My initial experience with this distro is positive:

1) Download and burn two cd's worth of day (about 1hr:45mins on cable, 40 
minutes to burn on my slow cd-writer.

2) Boot from CD (I have to toggle this setting on my BIOS each time).  The CD 
detects everything necessary (including exact details of my video card and 
monitor - kudos) and starts X - everything else is eye-candy gui based.
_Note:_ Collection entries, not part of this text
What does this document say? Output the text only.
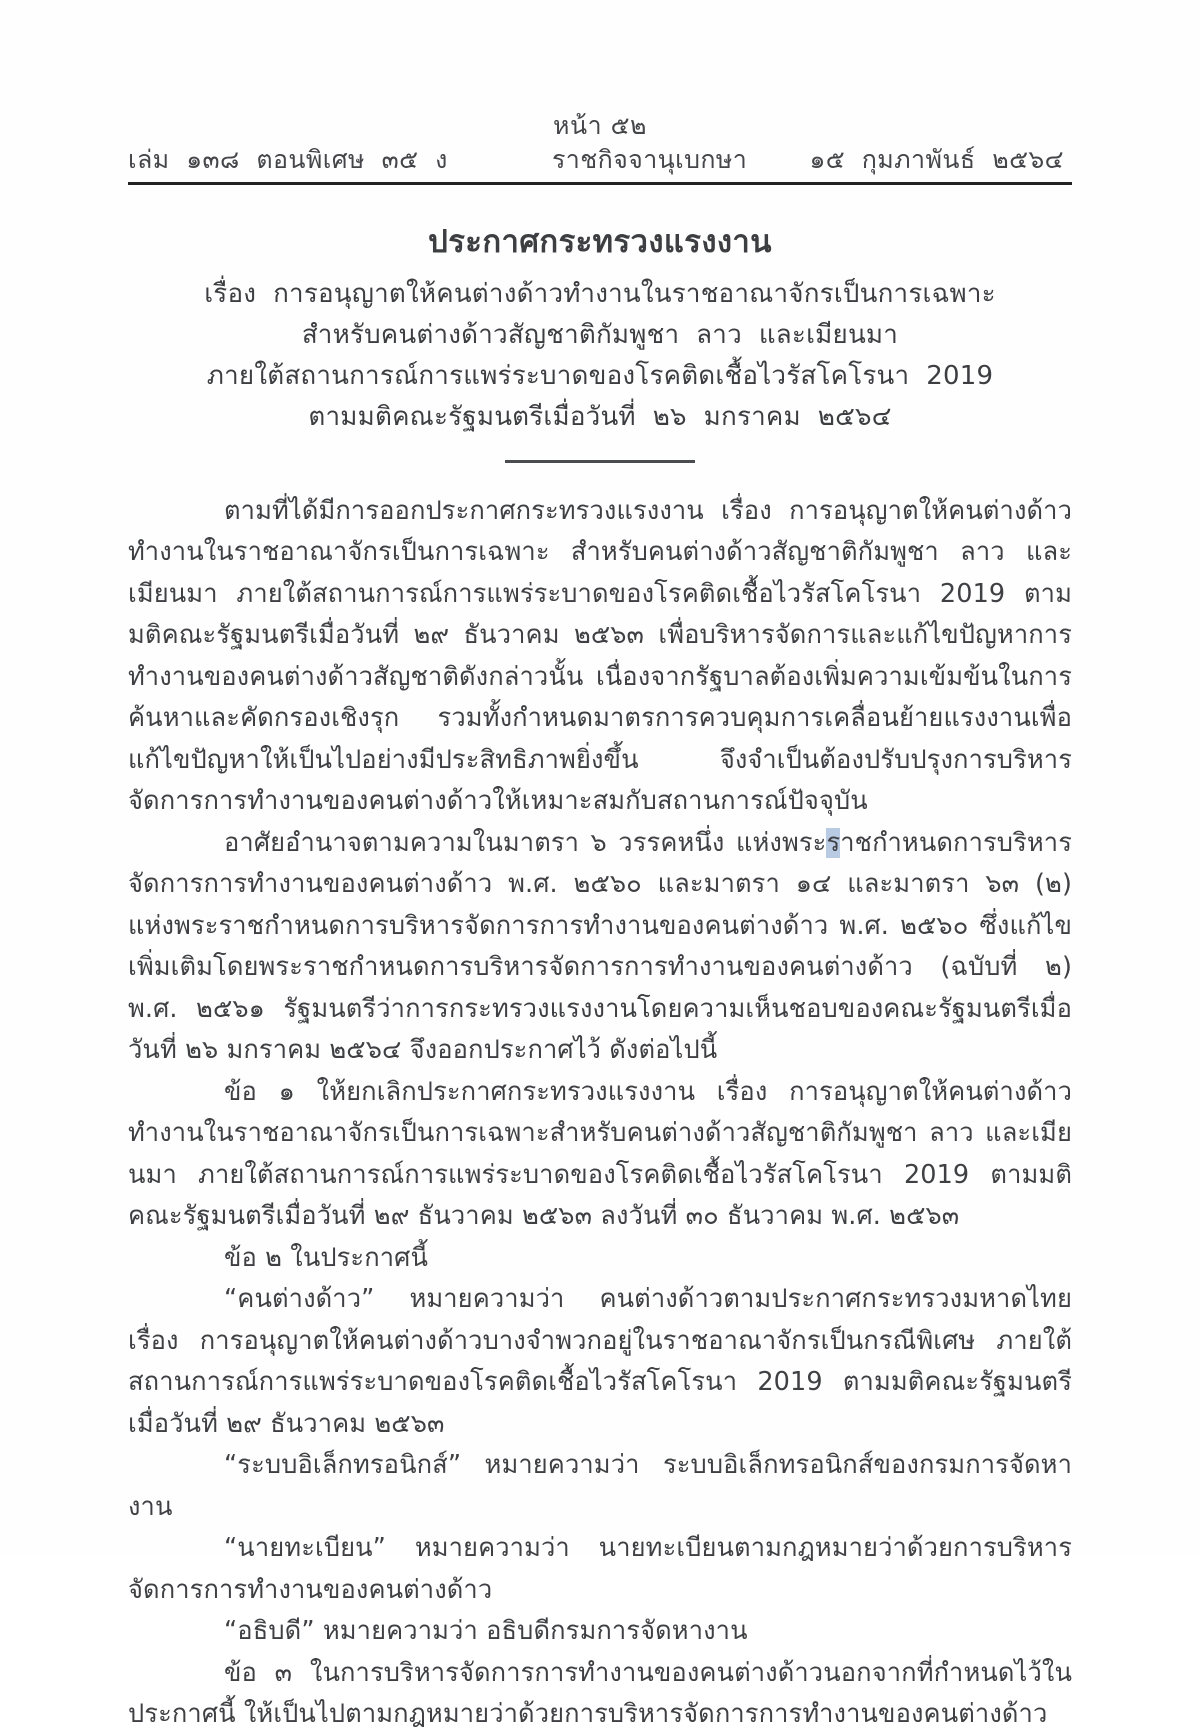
หน้า ๕๒
เล่ม  ๑๓๘  ตอนพิเศษ  ๓๕  ง	ราชกิจจานุเบกษา ๑๕  กุมภาพันธ์  ๒๕๖๔
ประกาศกระทรวงแรงงาน
เรื่อง  การอนุญาตให้คนต่างด้าวทำงานในราชอาณาจักรเป็นการเฉพาะ
สำหรับคนต่างด้าวสัญชาติกัมพูชา  ลาว  และเมียนมา
ภายใต้สถานการณ์การแพร่ระบาดของโรคติดเชื้อไวรัสโคโรนา  2019
ตามมติคณะรัฐมนตรีเมื่อวันที่  ๒๖  มกราคม  ๒๕๖๔

ตามที่ได้มีการออกประกาศกระทรวงแรงงาน เรื่อง การอนุญาตให้คนต่างด้าวทำงานในราชอาณาจักรเป็นการเฉพาะ สำหรับคนต่างด้าวสัญชาติกัมพูชา ลาว และเมียนมา ภายใต้สถานการณ์การแพร่ระบาดของโรคติดเชื้อไวรัสโคโรนา 2019 ตามมติคณะรัฐมนตรีเมื่อวันที่ ๒๙ ธันวาคม ๒๕๖๓ เพื่อบริหารจัดการและแก้ไขปัญหาการทำงานของคนต่างด้าวสัญชาติดังกล่าวนั้น เนื่องจากรัฐบาลต้องเพิ่มความเข้มข้นในการค้นหาและคัดกรองเชิงรุก รวมทั้งกำหนดมาตรการควบคุมการเคลื่อนย้ายแรงงานเพื่อแก้ไขปัญหาให้เป็นไปอย่างมีประสิทธิภาพยิ่งขึ้น จึงจำเป็นต้องปรับปรุงการบริหารจัดการการทำงานของคนต่างด้าวให้เหมาะสมกับสถานการณ์ปัจจุบัน

อาศัยอำนาจตามความในมาตรา ๖ วรรคหนึ่ง แห่งพระราชกำหนดการบริหารจัดการการทำงานของคนต่างด้าว พ.ศ. ๒๕๖๐ และมาตรา ๑๔ และมาตรา ๖๓ (๒) แห่งพระราชกำหนดการบริหารจัดการการทำงานของคนต่างด้าว พ.ศ. ๒๕๖๐ ซึ่งแก้ไขเพิ่มเติมโดยพระราชกำหนดการบริหารจัดการการทำงานของคนต่างด้าว (ฉบับที่ ๒) พ.ศ. ๒๕๖๑ รัฐมนตรีว่าการกระทรวงแรงงานโดยความเห็นชอบของคณะรัฐมนตรีเมื่อวันที่ ๒๖ มกราคม ๒๕๖๔ จึงออกประกาศไว้ ดังต่อไปนี้

ข้อ ๑ ให้ยกเลิกประกาศกระทรวงแรงงาน เรื่อง การอนุญาตให้คนต่างด้าวทำงานในราชอาณาจักรเป็นการเฉพาะสำหรับคนต่างด้าวสัญชาติกัมพูชา ลาว และเมียนมา ภายใต้สถานการณ์การแพร่ระบาดของโรคติดเชื้อไวรัสโคโรนา 2019 ตามมติคณะรัฐมนตรีเมื่อวันที่ ๒๙ ธันวาคม ๒๕๖๓ ลงวันที่ ๓๐ ธันวาคม พ.ศ. ๒๕๖๓

ข้อ ๒ ในประกาศนี้

“คนต่างด้าว” หมายความว่า คนต่างด้าวตามประกาศกระทรวงมหาดไทย เรื่อง การอนุญาตให้คนต่างด้าวบางจำพวกอยู่ในราชอาณาจักรเป็นกรณีพิเศษ ภายใต้สถานการณ์การแพร่ระบาดของโรคติดเชื้อไวรัสโคโรนา 2019 ตามมติคณะรัฐมนตรีเมื่อวันที่ ๒๙ ธันวาคม ๒๕๖๓

“ระบบอิเล็กทรอนิกส์” หมายความว่า ระบบอิเล็กทรอนิกส์ของกรมการจัดหางาน

“นายทะเบียน” หมายความว่า นายทะเบียนตามกฎหมายว่าด้วยการบริหารจัดการการทำงานของคนต่างด้าว

“อธิบดี” หมายความว่า อธิบดีกรมการจัดหางาน

ข้อ ๓ ในการบริหารจัดการการทำงานของคนต่างด้าวนอกจากที่กำหนดไว้ในประกาศนี้ ให้เป็นไปตามกฎหมายว่าด้วยการบริหารจัดการการทำงานของคนต่างด้าว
3) Don't choose the default option if you have anything other than Windows to 
preserve on your harddrive!   elx would clear off everything but the windows 
partitions!

4) I chose the custom option and chose everything except the server category. 
 This amounts to about 2.6G.  The partition selection is a bit confusing 
since they show the hard drives in one pannel and the partitions in another, 
and you can click on the hard drive choices untill you are blue in the face - 
only the partitions in the other panel are selectable.  Fortunately, the 
default choice is a reiserfs system.

5) After everything loaded down, and I created a boot floppy, the system 
booted without a hitch into run level 5.  I chose the gnome option first, and 
I still don't like gnome any better that the last time.

6) dhcp works A-OK, and there's a lot of browsers to choose from, including 
my favorite, galeon.  There were no questions to answer, but elx did the 
right thing for my tulip card.  Galeon segfaulted after the initial wizard 
series, but it came right back.

7) kde works, too, and kmail, as you can see.  The only immediate flaw I see 
is that the fstab entry for the root file system doesn't have the notail 
option, which would create a problem for grub.  I fixed that in short order.

8) All in all, this looks very much like Mandrake.  Elx starts every 
imaginable daemon, including webmin and portmapper and mysql.  I'll have to 
see how much effort it is to strip it down to a reasonable size.  Right now 
it's a pretty sluggish startup.  Should be fairly simple.  It's a standard 
sysvinit type setup with the usual Sxx and Kxx startup and shutdown scripts.  
It appears to be LSB (or Redhat) compliant - nothing in /opt except wine.  
It's supposed to be rpm based.

9) My soundcard was detected and works (elx is using alsa).  Cups was setup 
properly, and a quick visit to cups admin setup my printer in short order.  
Cups is very up to date - first time I've seen a choice for my hp lj1100.  It 
has the right interface for the lpxxx/cups stuff, so the normal lpxx commands 
work without a hitch.

10) There's a lot of documentation online - I haven't looked at it in depth.

11) This would be a really good distro for a novice - pretty painless to 
install.  If you have a speedier computer, you probably won't notice the 
lengthy startup as much.

12) Alas, no xfce or sylpheed.   I'll give these a try and put up the current 
kernel and chop away a few of the started daemons.